In June 2010, several necropolises were discovered at Tumbe Kafe that may date back to the third century.

On 2 June 2012, the stadium was host to a relegation/promotion play-off match between FK Teteks and FK Skopje.

In December 2021, The Association of Citizens and Veterans of FK Pelister submitted a request to the Bitola Municipality Council to be considered on 27 December, referring to the name of the city stadium. The famous "Tumbe Kafe" gets a new character, is being renovated and will be given a modern grandstand. The association's initiative to be considered on Monday is to rename the stadium. The new name would be the Petar Miloševski Football Stadium, in honor of the former Macedonian national team goalkeeper.

On 27 December 2021, The Bitola Municipality Council decided at its regular session today to change the name of the football stadium from "Pod Tumbe Kafe" to the Petar Miloševski Football Stadium.

==Reconstruction and expansion==
On 8 April 2014, Bitola mayor Vladimir Taleski along with architectural firm MEGARON Engineering from Skopje, promoted a new stadium reconstruction. According to the plan, the construction work is set to begin in June 2014 and the investment is worth over €8 million. The stadium will have a capacity of 12,000 seats and would be a UEFA category two standard which means it will be able to host European and international matches. Three new stands are to be built and the current southern stand is to be overhauled, along with adding an athletic track around the pitch. In the press release Taleski stated, "We are going to build a stadium that Bitola has never had since the time of Heraclea. The realization of the project will start on June 1, where the largest investment and contents are related to the northern stand which is to amount to about €4.5 million, while the total amount of the whole stadium is around €8 million."

In April 2015, renovations began of UEFA's "Hat-trick 4" project.

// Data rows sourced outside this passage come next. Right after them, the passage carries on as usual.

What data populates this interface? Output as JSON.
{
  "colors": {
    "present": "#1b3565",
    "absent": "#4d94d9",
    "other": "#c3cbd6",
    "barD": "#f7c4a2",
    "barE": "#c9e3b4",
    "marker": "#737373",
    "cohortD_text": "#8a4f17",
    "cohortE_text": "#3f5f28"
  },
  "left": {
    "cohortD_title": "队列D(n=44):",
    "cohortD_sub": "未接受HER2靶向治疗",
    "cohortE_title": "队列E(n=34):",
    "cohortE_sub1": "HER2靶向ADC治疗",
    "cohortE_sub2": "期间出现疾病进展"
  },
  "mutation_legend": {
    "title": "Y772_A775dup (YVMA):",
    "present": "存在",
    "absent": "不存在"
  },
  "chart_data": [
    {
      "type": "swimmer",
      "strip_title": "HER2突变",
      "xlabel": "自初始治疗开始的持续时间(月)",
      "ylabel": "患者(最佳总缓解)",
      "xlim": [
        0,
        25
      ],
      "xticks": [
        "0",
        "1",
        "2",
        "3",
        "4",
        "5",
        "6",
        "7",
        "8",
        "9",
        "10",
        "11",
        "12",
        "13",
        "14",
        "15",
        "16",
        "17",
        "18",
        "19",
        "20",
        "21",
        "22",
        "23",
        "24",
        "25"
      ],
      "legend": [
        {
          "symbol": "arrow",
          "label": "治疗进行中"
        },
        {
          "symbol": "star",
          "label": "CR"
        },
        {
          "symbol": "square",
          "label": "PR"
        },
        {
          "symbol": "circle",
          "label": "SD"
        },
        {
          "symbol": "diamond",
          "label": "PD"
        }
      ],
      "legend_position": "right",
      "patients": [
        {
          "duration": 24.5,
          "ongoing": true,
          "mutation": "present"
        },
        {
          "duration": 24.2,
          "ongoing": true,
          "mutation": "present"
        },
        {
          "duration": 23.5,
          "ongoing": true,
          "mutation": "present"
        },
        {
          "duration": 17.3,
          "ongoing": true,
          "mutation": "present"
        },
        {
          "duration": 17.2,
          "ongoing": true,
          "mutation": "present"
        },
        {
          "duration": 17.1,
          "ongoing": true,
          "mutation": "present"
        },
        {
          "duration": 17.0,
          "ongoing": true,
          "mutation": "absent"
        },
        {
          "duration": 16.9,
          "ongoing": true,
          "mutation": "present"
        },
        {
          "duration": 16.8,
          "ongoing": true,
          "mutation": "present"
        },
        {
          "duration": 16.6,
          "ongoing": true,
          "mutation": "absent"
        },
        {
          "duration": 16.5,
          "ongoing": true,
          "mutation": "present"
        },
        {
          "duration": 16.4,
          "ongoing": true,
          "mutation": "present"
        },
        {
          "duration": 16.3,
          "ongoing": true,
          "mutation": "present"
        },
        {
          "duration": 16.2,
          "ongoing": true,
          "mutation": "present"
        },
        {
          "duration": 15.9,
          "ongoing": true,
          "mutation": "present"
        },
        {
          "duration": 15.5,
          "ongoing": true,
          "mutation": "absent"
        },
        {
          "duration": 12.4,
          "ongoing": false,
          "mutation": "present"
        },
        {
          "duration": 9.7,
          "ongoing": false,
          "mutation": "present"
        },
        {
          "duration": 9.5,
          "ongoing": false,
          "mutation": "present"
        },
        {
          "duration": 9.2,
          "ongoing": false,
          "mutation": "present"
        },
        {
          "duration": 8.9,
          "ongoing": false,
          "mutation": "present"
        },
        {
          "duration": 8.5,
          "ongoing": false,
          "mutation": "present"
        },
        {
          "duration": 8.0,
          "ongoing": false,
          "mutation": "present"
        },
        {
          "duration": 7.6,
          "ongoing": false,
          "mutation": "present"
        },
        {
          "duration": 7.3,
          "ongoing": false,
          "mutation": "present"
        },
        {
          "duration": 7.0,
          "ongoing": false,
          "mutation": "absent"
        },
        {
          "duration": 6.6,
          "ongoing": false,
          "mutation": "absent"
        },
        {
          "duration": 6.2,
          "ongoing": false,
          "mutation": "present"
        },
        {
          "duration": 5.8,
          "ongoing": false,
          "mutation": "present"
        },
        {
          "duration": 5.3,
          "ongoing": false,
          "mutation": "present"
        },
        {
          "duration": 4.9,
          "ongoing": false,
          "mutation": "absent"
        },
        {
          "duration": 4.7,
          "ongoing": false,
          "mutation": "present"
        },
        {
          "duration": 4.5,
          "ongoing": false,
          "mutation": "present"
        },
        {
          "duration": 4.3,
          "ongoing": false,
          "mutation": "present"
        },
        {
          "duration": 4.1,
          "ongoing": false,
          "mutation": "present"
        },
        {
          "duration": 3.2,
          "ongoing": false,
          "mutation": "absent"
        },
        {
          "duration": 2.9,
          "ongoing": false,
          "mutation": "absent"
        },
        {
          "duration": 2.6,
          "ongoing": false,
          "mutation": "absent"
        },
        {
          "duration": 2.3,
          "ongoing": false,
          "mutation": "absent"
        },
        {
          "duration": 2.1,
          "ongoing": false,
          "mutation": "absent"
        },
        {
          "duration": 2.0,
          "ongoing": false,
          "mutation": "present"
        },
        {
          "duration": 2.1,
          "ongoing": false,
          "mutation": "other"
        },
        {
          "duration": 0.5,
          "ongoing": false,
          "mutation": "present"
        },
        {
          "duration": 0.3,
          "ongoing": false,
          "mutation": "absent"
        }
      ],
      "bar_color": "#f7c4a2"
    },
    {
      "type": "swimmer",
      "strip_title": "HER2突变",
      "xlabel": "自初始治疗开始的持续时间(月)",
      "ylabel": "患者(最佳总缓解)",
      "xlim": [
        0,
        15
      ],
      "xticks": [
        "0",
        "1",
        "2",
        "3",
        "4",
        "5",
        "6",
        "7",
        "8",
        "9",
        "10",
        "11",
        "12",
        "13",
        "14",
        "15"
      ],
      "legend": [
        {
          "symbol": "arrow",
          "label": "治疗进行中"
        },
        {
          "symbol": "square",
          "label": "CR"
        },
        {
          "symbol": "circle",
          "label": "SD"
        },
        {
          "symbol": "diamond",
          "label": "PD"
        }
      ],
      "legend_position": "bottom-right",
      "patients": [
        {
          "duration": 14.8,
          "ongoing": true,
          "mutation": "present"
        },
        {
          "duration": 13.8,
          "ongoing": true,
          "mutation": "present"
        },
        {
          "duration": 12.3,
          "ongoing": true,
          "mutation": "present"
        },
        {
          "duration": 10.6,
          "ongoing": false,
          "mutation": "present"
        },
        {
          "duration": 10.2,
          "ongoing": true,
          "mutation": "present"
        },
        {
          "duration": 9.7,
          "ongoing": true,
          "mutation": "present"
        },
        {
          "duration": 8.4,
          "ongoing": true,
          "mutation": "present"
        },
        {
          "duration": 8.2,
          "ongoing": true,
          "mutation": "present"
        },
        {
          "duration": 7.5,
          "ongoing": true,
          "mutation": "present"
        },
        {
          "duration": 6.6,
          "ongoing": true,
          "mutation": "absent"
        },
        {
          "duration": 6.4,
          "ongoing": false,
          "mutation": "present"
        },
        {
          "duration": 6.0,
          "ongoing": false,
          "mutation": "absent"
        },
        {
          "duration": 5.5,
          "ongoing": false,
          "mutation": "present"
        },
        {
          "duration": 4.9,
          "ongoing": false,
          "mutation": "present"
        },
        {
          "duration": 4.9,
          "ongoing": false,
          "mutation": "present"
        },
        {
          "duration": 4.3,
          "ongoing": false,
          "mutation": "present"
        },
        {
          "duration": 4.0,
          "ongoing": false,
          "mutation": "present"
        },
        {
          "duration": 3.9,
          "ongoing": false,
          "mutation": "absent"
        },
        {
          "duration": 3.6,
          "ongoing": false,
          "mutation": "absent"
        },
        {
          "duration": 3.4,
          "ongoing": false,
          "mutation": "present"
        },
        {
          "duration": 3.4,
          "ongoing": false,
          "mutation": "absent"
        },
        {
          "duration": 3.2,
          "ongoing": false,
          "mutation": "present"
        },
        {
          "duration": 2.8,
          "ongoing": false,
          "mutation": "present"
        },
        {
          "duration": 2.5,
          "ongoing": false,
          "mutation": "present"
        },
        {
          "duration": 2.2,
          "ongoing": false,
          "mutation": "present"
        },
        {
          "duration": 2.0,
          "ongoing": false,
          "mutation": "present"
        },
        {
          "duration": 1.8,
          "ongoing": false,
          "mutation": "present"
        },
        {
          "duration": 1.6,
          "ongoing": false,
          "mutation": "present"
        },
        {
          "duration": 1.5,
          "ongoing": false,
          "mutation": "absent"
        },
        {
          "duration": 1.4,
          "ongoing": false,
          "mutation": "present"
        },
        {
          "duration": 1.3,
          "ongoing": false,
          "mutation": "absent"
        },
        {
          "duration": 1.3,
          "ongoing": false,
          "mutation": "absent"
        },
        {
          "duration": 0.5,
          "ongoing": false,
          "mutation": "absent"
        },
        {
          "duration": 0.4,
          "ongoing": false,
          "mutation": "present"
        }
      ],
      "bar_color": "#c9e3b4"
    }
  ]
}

==Sakame Stadion campaign==
In 2014, citizens of Bitola began an internet campaign called "Sakame Stadion", or "We Want a Stadium". The main reason for the campaign was to generate support for building a new stadium in Bitola. It was also to bring notice of the current stadium's deteriorating condition and put pressure on mayor Taleski to fulfil his campaign promise from 2012. The "Sakame Stadion" motto has now been used on hundreds of occasions, by fans, citizens and representatives of the Macedonian diaspora around the world. Photos of people holding the message on paper are published regularly online, among those from famous sportsmen (most notably footballers Goran Pandev and Gonzalo Higuaín), reporters, celebrities, officials and football clubs from Macedonia and beyond.